Common single-cell RNA sequencing analysis pipeline annotated with popular approaches and tools. Figure adapted from a publication by Brian Hie et al.: https://doi.org/10.1146/annurev-biodatasci-012220-100601

Being a bioinformatician in a lab with predominantly biologists, I like to focus on bridging this biological and technical aspects. Which requires communication to link expertise and jargon and from different niches to come to an understanding together. Within the Netherlands Organ on Chip Initiative (NOCI) this has been of great importance and delight as well.
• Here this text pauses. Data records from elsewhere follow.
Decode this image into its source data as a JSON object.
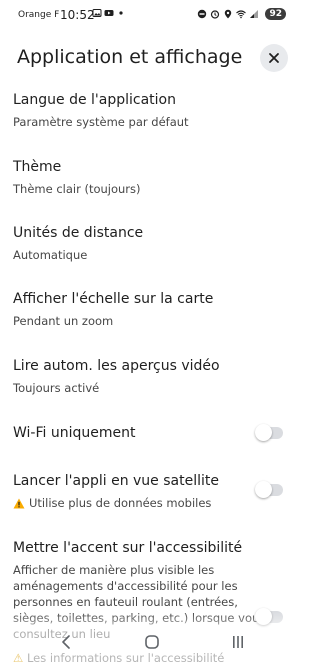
{
  "status_bar": {
    "carrier": "Orange F",
    "time": "10:52",
    "battery": "92"
  },
  "header": {
    "title": "Application et affichage"
  },
  "settings": [
    {
      "title": "Langue de l'application",
      "subtitle": "Paramètre système par défaut"
    },
    {
      "title": "Thème",
      "subtitle": "Thème clair (toujours)"
    },
    {
      "title": "Unités de distance",
      "subtitle": "Automatique"
    },
    {
      "title": "Afficher l'échelle sur la carte",
      "subtitle": "Pendant un zoom"
    },
    {
      "title": "Lire autom. les aperçus vidéo",
      "subtitle": "Toujours activé"
    },
    {
      "title": "Wi-Fi uniquement",
      "toggle": false
    },
    {
      "title": "Lancer l'appli en vue satellite",
      "subtitle": "Utilise plus de données mobiles",
      "toggle": false
    },
    {
      "title": "Mettre l'accent sur l'accessibilité",
      "description": "Afficher de manière plus visible les aménagements d'accessibilité pour les personnes en fauteuil roulant (entrées, sièges, toilettes, parking, etc.) lorsque vous consultez un lieu",
      "toggle": false
    }
  ],
  "faded_footer_text": "Les informations sur l'accessibilité",
  "colors": {
    "toggle_track": "#dadce0",
    "close_button_bg": "#e8eaed",
    "warning": "#f9ab00"
  },
  "icons": {
    "close": "close-icon",
    "warning": "warning-icon",
    "nav_back": "back-icon",
    "nav_home": "home-icon",
    "nav_recents": "recents-icon"
  }
}
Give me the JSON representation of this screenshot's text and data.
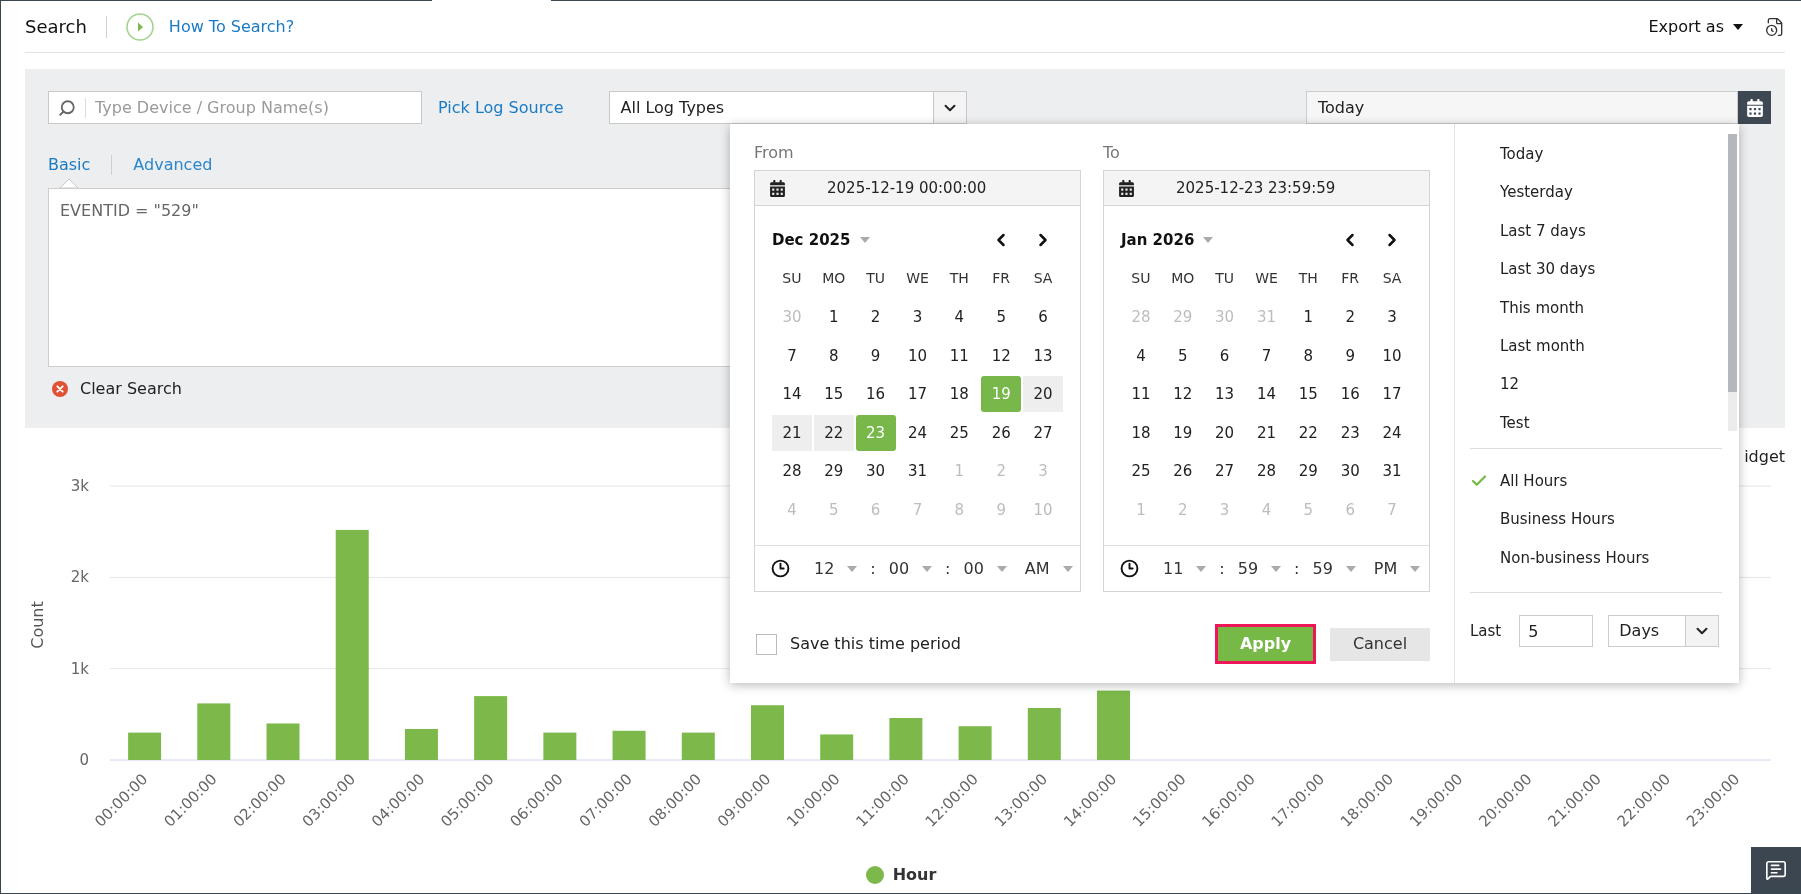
{
  "header": {
    "title": "Search",
    "help_link": "How To Search?",
    "export_label": "Export as"
  },
  "filters": {
    "device_search": {
      "placeholder": "Type Device / Group Name(s)"
    },
    "log_source_link": "Pick Log Source",
    "log_type": {
      "value": "All Log Types"
    },
    "period": {
      "value": "Today"
    }
  },
  "search_tabs": [
    {
      "label": "Basic",
      "selected": true
    },
    {
      "label": "Advanced",
      "selected": false
    }
  ],
  "query": {
    "value": "EVENTID = \"529\""
  },
  "clear_search": "Clear Search",
  "widget_link": "idget",
  "date_picker": {
    "ranges": [
      {
        "label": "From",
        "value": "2025-12-19 00:00:00",
        "month": "Dec 2025",
        "weekdays": [
          "SU",
          "MO",
          "TU",
          "WE",
          "TH",
          "FR",
          "SA"
        ],
        "weeks": [
          [
            {
              "day": "30",
              "outside": true,
              "selected": false,
              "in_range": false
            },
            {
              "day": "1",
              "outside": false,
              "selected": false,
              "in_range": false
            },
            {
              "day": "2",
              "outside": false,
              "selected": false,
              "in_range": false
            },
            {
              "day": "3",
              "outside": false,
              "selected": false,
              "in_range": false
            },
            {
              "day": "4",
              "outside": false,
              "selected": false,
              "in_range": false
            },
            {
              "day": "5",
              "outside": false,
              "selected": false,
              "in_range": false
            },
            {
              "day": "6",
              "outside": false,
              "selected": false,
              "in_range": false
            }
          ],
          [
            {
              "day": "7",
              "outside": false,
              "selected": false,
              "in_range": false
            },
            {
              "day": "8",
              "outside": false,
              "selected": false,
              "in_range": false
            },
            {
              "day": "9",
              "outside": false,
              "selected": false,
              "in_range": false
            },
            {
              "day": "10",
              "outside": false,
              "selected": false,
              "in_range": false
            },
            {
              "day": "11",
              "outside": false,
              "selected": false,
              "in_range": false
            },
            {
              "day": "12",
              "outside": false,
              "selected": false,
              "in_range": false
            },
            {
              "day": "13",
              "outside": false,
              "selected": false,
              "in_range": false
            }
          ],
          [
            {
              "day": "14",
              "outside": false,
              "selected": false,
              "in_range": false
            },
            {
              "day": "15",
              "outside": false,
              "selected": false,
              "in_range": false
            },
            {
              "day": "16",
              "outside": false,
              "selected": false,
              "in_range": false
            },
            {
              "day": "17",
              "outside": false,
              "selected": false,
              "in_range": false
            },
            {
              "day": "18",
              "outside": false,
              "selected": false,
              "in_range": false
            },
            {
              "day": "19",
              "outside": false,
              "selected": true,
              "in_range": false
            },
            {
              "day": "20",
              "outside": false,
              "selected": false,
              "in_range": true
            }
          ],
          [
            {
              "day": "21",
              "outside": false,
              "selected": false,
              "in_range": true
            },
            {
              "day": "22",
              "outside": false,
              "selected": false,
              "in_range": true
            },
            {
              "day": "23",
              "outside": false,
              "selected": true,
              "in_range": false
            },
            {
              "day": "24",
              "outside": false,
              "selected": false,
              "in_range": false
            },
            {
              "day": "25",
              "outside": false,
              "selected": false,
              "in_range": false
            },
            {
              "day": "26",
              "outside": false,
              "selected": false,
              "in_range": false
            },
            {
              "day": "27",
              "outside": false,
              "selected": false,
              "in_range": false
            }
          ],
          [
            {
              "day": "28",
              "outside": false,
              "selected": false,
              "in_range": false
            },
            {
              "day": "29",
              "outside": false,
              "selected": false,
              "in_range": false
            },
            {
              "day": "30",
              "outside": false,
              "selected": false,
              "in_range": false
            },
            {
              "day": "31",
              "outside": false,
              "selected": false,
              "in_range": false
            },
            {
              "day": "1",
              "outside": true,
              "selected": false,
              "in_range": false
            },
            {
              "day": "2",
              "outside": true,
              "selected": false,
              "in_range": false
            },
            {
              "day": "3",
              "outside": true,
              "selected": false,
              "in_range": false
            }
          ],
          [
            {
              "day": "4",
              "outside": true,
              "selected": false,
              "in_range": false
            },
            {
              "day": "5",
              "outside": true,
              "selected": false,
              "in_range": false
            },
            {
              "day": "6",
              "outside": true,
              "selected": false,
              "in_range": false
            },
            {
              "day": "7",
              "outside": true,
              "selected": false,
              "in_range": false
            },
            {
              "day": "8",
              "outside": true,
              "selected": false,
              "in_range": false
            },
            {
              "day": "9",
              "outside": true,
              "selected": false,
              "in_range": false
            },
            {
              "day": "10",
              "outside": true,
              "selected": false,
              "in_range": false
            }
          ]
        ],
        "time": [
          {
            "kind": "select",
            "value": "12"
          },
          {
            "kind": "separator",
            "value": ":"
          },
          {
            "kind": "select",
            "value": "00"
          },
          {
            "kind": "separator",
            "value": ":"
          },
          {
            "kind": "select",
            "value": "00"
          },
          {
            "kind": "select",
            "value": "AM"
          }
        ]
      },
      {
        "label": "To",
        "value": "2025-12-23 23:59:59",
        "month": "Jan 2026",
        "weekdays": [
          "SU",
          "MO",
          "TU",
          "WE",
          "TH",
          "FR",
          "SA"
        ],
        "weeks": [
          [
            {
              "day": "28",
              "outside": true,
              "selected": false,
              "in_range": false
            },
            {
              "day": "29",
              "outside": true,
              "selected": false,
              "in_range": false
            },
            {
              "day": "30",
              "outside": true,
              "selected": false,
              "in_range": false
            },
            {
              "day": "31",
              "outside": true,
              "selected": false,
              "in_range": false
            },
            {
              "day": "1",
              "outside": false,
              "selected": false,
              "in_range": false
            },
            {
              "day": "2",
              "outside": false,
              "selected": false,
              "in_range": false
            },
            {
              "day": "3",
              "outside": false,
              "selected": false,
              "in_range": false
            }
          ],
          [
            {
              "day": "4",
              "outside": false,
              "selected": false,
              "in_range": false
            },
            {
              "day": "5",
              "outside": false,
              "selected": false,
              "in_range": false
            },
            {
              "day": "6",
              "outside": false,
              "selected": false,
              "in_range": false
            },
            {
              "day": "7",
              "outside": false,
              "selected": false,
              "in_range": false
            },
            {
              "day": "8",
              "outside": false,
              "selected": false,
              "in_range": false
            },
            {
              "day": "9",
              "outside": false,
              "selected": false,
              "in_range": false
            },
            {
              "day": "10",
              "outside": false,
              "selected": false,
              "in_range": false
            }
          ],
          [
            {
              "day": "11",
              "outside": false,
              "selected": false,
              "in_range": false
            },
            {
              "day": "12",
              "outside": false,
              "selected": false,
              "in_range": false
            },
            {
              "day": "13",
              "outside": false,
              "selected": false,
              "in_range": false
            },
            {
              "day": "14",
              "outside": false,
              "selected": false,
              "in_range": false
            },
            {
              "day": "15",
              "outside": false,
              "selected": false,
              "in_range": false
            },
            {
              "day": "16",
              "outside": false,
              "selected": false,
              "in_range": false
            },
            {
              "day": "17",
              "outside": false,
              "selected": false,
              "in_range": false
            }
          ],
          [
            {
              "day": "18",
              "outside": false,
              "selected": false,
              "in_range": false
            },
            {
              "day": "19",
              "outside": false,
              "selected": false,
              "in_range": false
            },
            {
              "day": "20",
              "outside": false,
              "selected": false,
              "in_range": false
            },
            {
              "day": "21",
              "outside": false,
              "selected": false,
              "in_range": false
            },
            {
              "day": "22",
              "outside": false,
              "selected": false,
              "in_range": false
            },
            {
              "day": "23",
              "outside": false,
              "selected": false,
              "in_range": false
            },
            {
              "day": "24",
              "outside": false,
              "selected": false,
              "in_range": false
            }
          ],
          [
            {
              "day": "25",
              "outside": false,
              "selected": false,
              "in_range": false
            },
            {
              "day": "26",
              "outside": false,
              "selected": false,
              "in_range": false
            },
            {
              "day": "27",
              "outside": false,
              "selected": false,
              "in_range": false
            },
            {
              "day": "28",
              "outside": false,
              "selected": false,
              "in_range": false
            },
            {
              "day": "29",
              "outside": false,
              "selected": false,
              "in_range": false
            },
            {
              "day": "30",
              "outside": false,
              "selected": false,
              "in_range": false
            },
            {
              "day": "31",
              "outside": false,
              "selected": false,
              "in_range": false
            }
          ],
          [
            {
              "day": "1",
              "outside": true,
              "selected": false,
              "in_range": false
            },
            {
              "day": "2",
              "outside": true,
              "selected": false,
              "in_range": false
            },
            {
              "day": "3",
              "outside": true,
              "selected": false,
              "in_range": false
            },
            {
              "day": "4",
              "outside": true,
              "selected": false,
              "in_range": false
            },
            {
              "day": "5",
              "outside": true,
              "selected": false,
              "in_range": false
            },
            {
              "day": "6",
              "outside": true,
              "selected": false,
              "in_range": false
            },
            {
              "day": "7",
              "outside": true,
              "selected": false,
              "in_range": false
            }
          ]
        ],
        "time": [
          {
            "kind": "select",
            "value": "11"
          },
          {
            "kind": "separator",
            "value": ":"
          },
          {
            "kind": "select",
            "value": "59"
          },
          {
            "kind": "separator",
            "value": ":"
          },
          {
            "kind": "select",
            "value": "59"
          },
          {
            "kind": "select",
            "value": "PM"
          }
        ]
      }
    ],
    "save_period": {
      "label": "Save this time period",
      "checked": false
    },
    "buttons": [
      {
        "label": "Apply",
        "kind": "primary",
        "highlighted": true
      },
      {
        "label": "Cancel",
        "kind": "secondary",
        "highlighted": false
      }
    ],
    "presets": [
      "Today",
      "Yesterday",
      "Last 7 days",
      "Last 30 days",
      "This month",
      "Last month",
      "12",
      "Test"
    ],
    "hour_filters": [
      {
        "label": "All Hours",
        "selected": true
      },
      {
        "label": "Business Hours",
        "selected": false
      },
      {
        "label": "Non-business Hours",
        "selected": false
      }
    ],
    "last": {
      "label": "Last",
      "value": "5",
      "unit": "Days"
    }
  },
  "chart": {
    "chart_data": {
      "type": "bar",
      "ylabel": "Count",
      "categories": [
        "00:00:00",
        "01:00:00",
        "02:00:00",
        "03:00:00",
        "04:00:00",
        "05:00:00",
        "06:00:00",
        "07:00:00",
        "08:00:00",
        "09:00:00",
        "10:00:00",
        "11:00:00",
        "12:00:00",
        "13:00:00",
        "14:00:00",
        "15:00:00",
        "16:00:00",
        "17:00:00",
        "18:00:00",
        "19:00:00",
        "20:00:00",
        "21:00:00",
        "22:00:00",
        "23:00:00"
      ],
      "series": [
        {
          "name": "Hour",
          "color": "#7cb94a",
          "values": [
            300,
            620,
            400,
            2520,
            340,
            700,
            300,
            320,
            300,
            600,
            280,
            460,
            370,
            570,
            760,
            null,
            null,
            null,
            null,
            null,
            null,
            null,
            null,
            null
          ]
        }
      ],
      "ylim": [
        0,
        3000
      ],
      "yticks": [
        {
          "value": 0,
          "label": "0"
        },
        {
          "value": 1000,
          "label": "1k"
        },
        {
          "value": 2000,
          "label": "2k"
        },
        {
          "value": 3000,
          "label": "3k"
        }
      ]
    }
  }
}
This network consisting of people with multidisciplinary backgrounds that share knowledge and work together has been amazing to be part of. Facilitating collaboration through creativity and possibilities with multidisciplinary projects that together are larger than the sum of their parts, strengthened by the power of combining disciplines.

What we thought was still science fiction not so long ago has since become reality, the combined technical and biological revolutions of the past decades have catapulted us into a time of rapid advancement and allowing us to dream big. I am extremely excited for the future with all the new discoveries to be made, speeding towards an era of personalized medicine and increased well-being for everyone.